I took the train to hang out with my friends at the beach downtown and Navy Pier like old times, got to see the shiny, classy buildings in the style of no other city I’ve ever seen,
Spent time singing, dancing, and of course eating cookies with my sisters, <3
Went to Mexico to visit my grandparents a wealth of family members, and the ranches,
Witnessed some licking cows,
Celebrated my sister’s birthday with a piñata.
And I painted for my grandmother after she showed me her flowers and let me eat the coconuts and fish my uncle brought.
(It’s one of her duck pots in which a lot of plants live.)

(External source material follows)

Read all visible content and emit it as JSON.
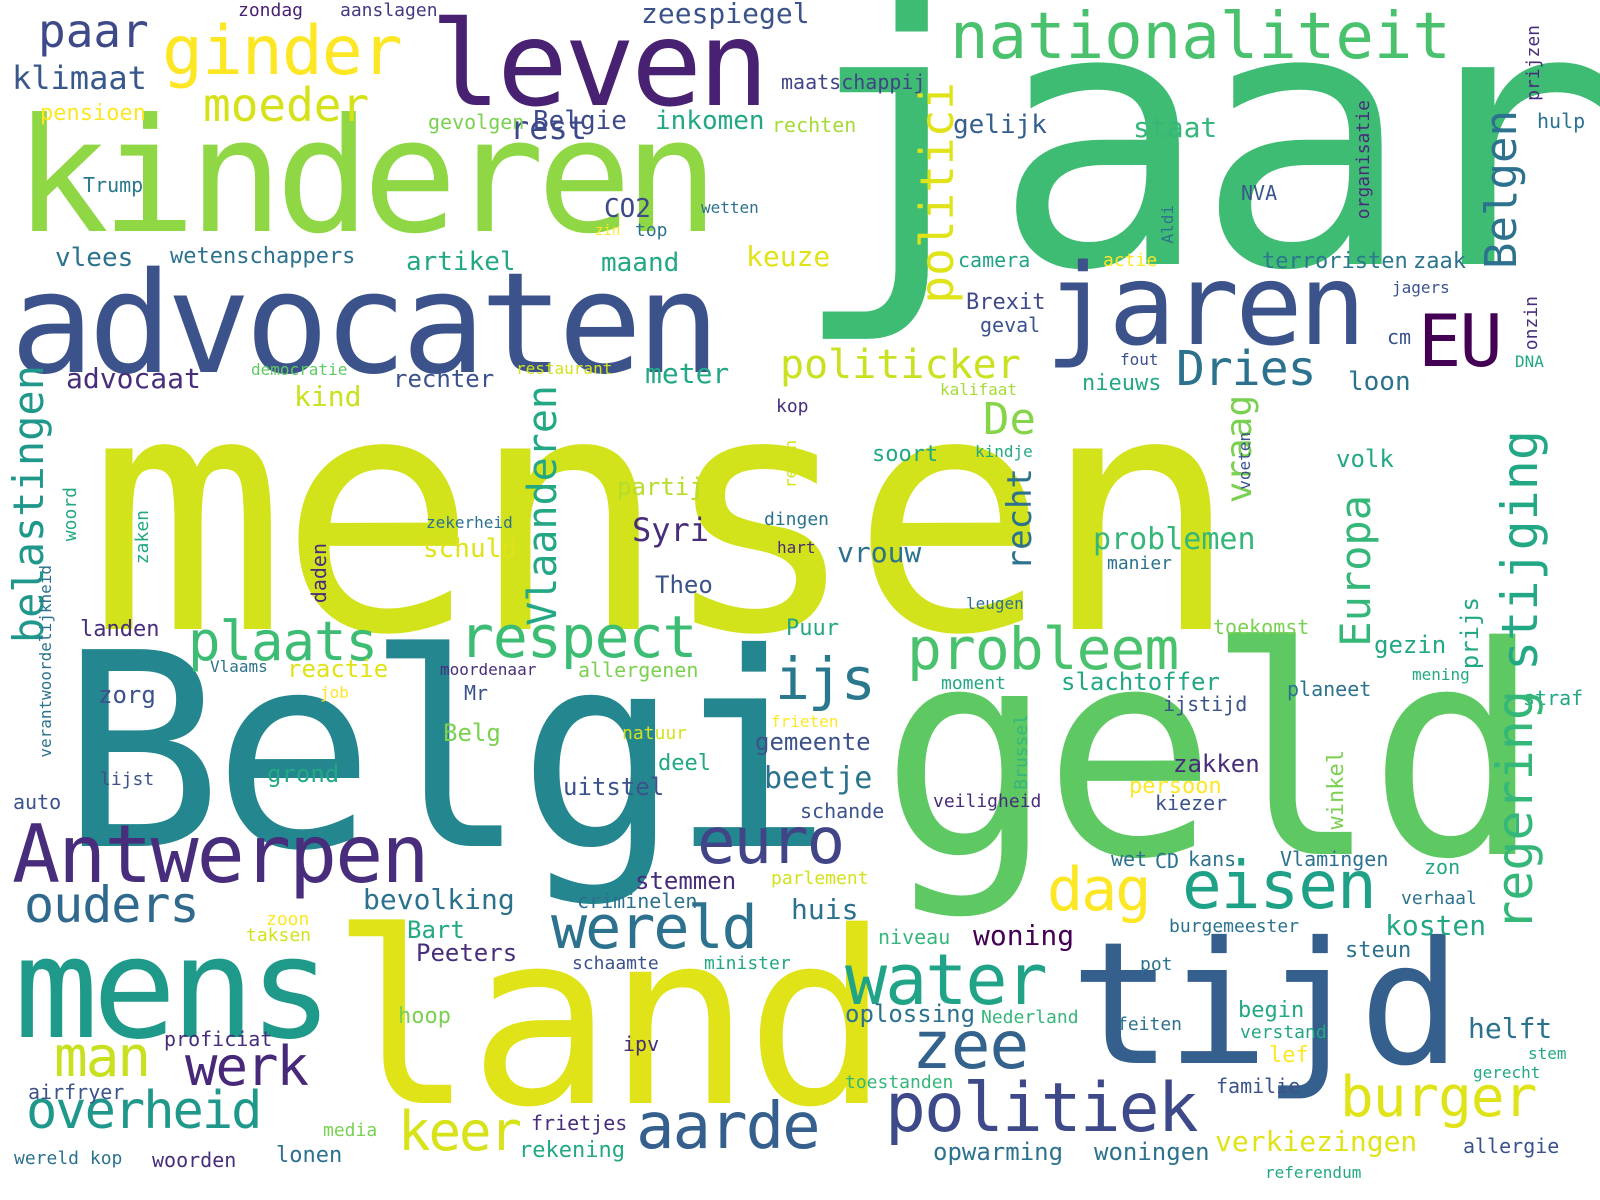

While ALL of this was happening, I was lucky enough to be working from my computer for the Massachusetts State Science and Engineering Fair analyzing lots and lots of surveys from previous science fairs and from classes given to teachers to ultimately 1) improve the state science fair and note trends, and 2) quantify how much of an impact inquiry learning and project-based learning is having on students all across the state of MA. (I learned a lot of interesting things about data analysis!) I found this job through the MIT Public Service Center. If you’re looking for a job, definitely check out their opportunities–they have a LOT!
In any case, that was the first leg of my summer, if you will. A return to my roots. I reconnected with the people who helped me become the person I am today. If there’s one thing that will help me get through psets, a ton of things to do, and stress this semester, it will be the strolls in Chicago with my friends and the climbs up the hills with my cousins and sisters. And I can’t forget my mom’s cooking, or my uncle’s fish. Basic, simple things though they may be, they are strength!
Now to continue unified pset number 2! WOOH!!